Every week in this pandemic, the Episcopal Church’s bishops and their senior staff have a thirty minute briefing from leaders around the wider church. Most of us tune in for it.
For me the most useful bits have come from hearing observations from a woman who coordinates ERD’s disaster response teams. (ERD=Episcopal Relief and Development) What she shares comes from hard won experience responding to epidemics, earthquakes, fires, famine and storms around the world. There’s a common arc in the emotional response to disasters and in the recovery efforts. Her insights have often helped me anticipate weeks in advance what will be coming next for the community.
So this week she pointed something out that’s worth sharing here and more broadly.

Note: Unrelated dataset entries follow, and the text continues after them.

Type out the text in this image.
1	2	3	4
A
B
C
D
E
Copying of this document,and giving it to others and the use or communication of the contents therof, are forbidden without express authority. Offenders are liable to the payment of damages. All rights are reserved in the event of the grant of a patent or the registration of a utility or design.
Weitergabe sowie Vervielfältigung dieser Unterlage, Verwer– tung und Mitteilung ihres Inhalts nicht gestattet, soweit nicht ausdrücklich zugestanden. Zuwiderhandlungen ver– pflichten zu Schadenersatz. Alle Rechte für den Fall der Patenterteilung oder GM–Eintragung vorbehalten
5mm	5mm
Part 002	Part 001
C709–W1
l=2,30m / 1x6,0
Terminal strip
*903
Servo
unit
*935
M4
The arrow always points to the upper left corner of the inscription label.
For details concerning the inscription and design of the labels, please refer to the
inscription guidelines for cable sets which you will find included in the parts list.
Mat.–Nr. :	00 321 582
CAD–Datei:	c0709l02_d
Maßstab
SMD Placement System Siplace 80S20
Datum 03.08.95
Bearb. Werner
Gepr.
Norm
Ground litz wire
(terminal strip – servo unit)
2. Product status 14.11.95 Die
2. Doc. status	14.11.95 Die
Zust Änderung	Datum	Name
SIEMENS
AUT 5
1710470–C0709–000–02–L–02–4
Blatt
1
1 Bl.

During a crisis, in addition to the added stress of responding to the specific consequences of the crisis, it’s important to remember that pre-existing stressors don’t disappear. If your relationships were in trouble before, well, they’re still in trouble now. If your finances were precarious before, they’re precarious now too. Etc.
But the thing is, because of the stress of the crisis, the pre-existing worries become bigger and more intense. It’s as if the pandemic has turned the volume up on the entire system. What used to be playing at a 7, is now playing at 11.
Upon reflection, I say “yep”. That’s what I’m seeing too. People and congregations who were struggling are still struggling. Conflict between staff and leadership – yep. Still there, but now with more oomph behind the words and feelings. Broken relationships in the community? Check – and more starkly apparent now.
There’s probably very little you can do right now to turn down the volume. But keeping in mind that things are somewhat artificially more dramatic given the circumstances, perhaps you can lower your worry about the drama a bit.
And every little bit helps – so I hope this observation/warning helps you too.